Do these people think of the poor people who have to back-announce their songs?

[Video][Website]
[4.10]
Anthony Easton: Dominique Young Unique has a great voice. The production is not aggressive enough to sustain her.
[4]
Iain Mew: Chiptune’s been making pop progress for ages, but the instrumental interlude in the middle of “Earthquake” may mark a new frontier. The UK top 5 has surely never previously had anything that sounded so straight out of Super Metroid‘s darkest atmosphere. It’s a startling moment, but mostly for being so out of nowhere. The blorps and lasers elsewhere come from an adjacent universe, but they’re working to a different set of rules, plug-in abrasion effects rather than an essential part. The rest of the track isn’t as imposing as it needs to be to get away with being so slow, and Dominique Young Unique doesn’t get the time or context to make much of her performance.
[4]
Patrick St.

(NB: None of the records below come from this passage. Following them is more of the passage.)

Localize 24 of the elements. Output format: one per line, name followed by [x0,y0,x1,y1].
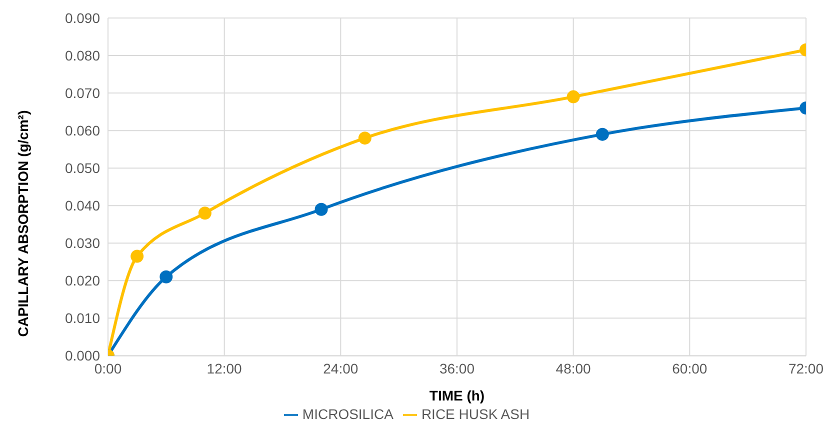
y-tick-label: 0.070 [64,85,100,102]
point [130,250,144,263]
x-tick-label: 48:00 [556,360,592,377]
point [358,132,372,145]
x-axis-title: TIME (h) [429,388,485,404]
y-tick-label: 0.020 [64,272,100,289]
y-tick-label: 0.050 [64,160,100,176]
legend-label: RICE HUSK ASH [421,406,530,422]
x-tick-label: 60:00 [672,360,708,377]
x-tick-label: 36:00 [439,360,475,377]
y-tick-label: 0.080 [64,47,100,64]
y-tick-label: 0.030 [64,235,100,252]
y-axis-title: CAPILLARY ABSORPTION (g/cm²) [14,110,31,337]
x-tick-label: 12:00 [206,360,242,377]
point [160,270,173,284]
point [314,202,328,216]
y-tick-label: 0.010 [64,310,100,326]
y-tick-label: 0.040 [64,198,100,214]
legend-label: MICROSILICA [302,406,394,422]
x-tick-label: 72:00 [788,360,824,377]
y-tick-label: 0.060 [64,122,100,139]
point [198,206,212,220]
y-tick-label: 0.090 [64,10,100,26]
x-tick-label: 24:00 [323,360,358,377]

Michel: Bargain-bin TNGHT featuring forgettable rap verses plus laser sounds Flying Lotus doesn’t even mess with anymore.
[1]
Daniel Montesinos-Donaghy: An opening rattle from Diplo holds a riff akin to a 16-bit end-of-level celebration in active decay; Dominique Young Unique barrels through a verse and Master of Ceremony duties and DJ Fresh places tables and Cabaret Voltaire-esque experiments side-by-side. For the detractors, Diplo lords over the track, the choppy buzzing bearing little resemblance to Fresh’s work. Meanwhile, Dominique functions as little more than an aesthetic foothold to the Floridian music scene Diplo represents. That’s the tricky thing about Diplo – just when you think you love him, you don’t, and vice versa. Expect this to continue, “Earthquake” or no.
[5]
Alfred Soto: It’s amazing how little you can do with a noisemaker and Atari synths.
[1]
Crystal Leww: The parts of this song are really just some well known dance music elements at this point from the windup noise that was used in Major Lazer songs to the bleets when the vocal drops out to the still bangin’ “Teach Me How to Dougie” drums. It’s all sort of thrown-together hodge-podge and Dominique Young Unique is thrown on top of that. It shouldn’t really work, but it would absolutely work in a DJ set. Every time one of those elements comes in or drops out, I can just imagine a bunch of people going nuts. Still, it makes Dominique Young Unique less charming than any of her solo work. Banner producers should highlight, not stifle, personality.
[5]
Jonathan Bogart: DJ Fresh and Diplo drive their vapid air-raid riffs into the ground, but not even their aging simulacrum of badass can slow down Dominique Young Unique’s real thing.
[6]
Brad Shoup: “I want to hear that mixtape, I really do. But like, for now, could you just give me the gist of it?”
[4]
Scott Mildenhall: DJ Fresh seemed to be working on diminishing returns last year when he followed the uninspired “The Power” with the none-more-anonymous “The Feeling,” but now he’s found something that’s anything but wallpaper, something a little more… unstale. Unstable, too (now that is apt), less a song than a series of ideas scattered around a fact, and an entertaining one at that. Everything — even Young Unique — is placed secondary to the drop. It’s disparate, maybe even a mess, but it works, just about.
[6]
Will Adams: The mixing is just terrible; an overdriven low end crowds out what little high frequency the hi-hats give, and the hard compression makes the song sound like it’s driving over a bumpy road. Dominique Young Unique does her best to push through and ends up showing some promise, but even she has to play second fiddle to the overbearing instrumental.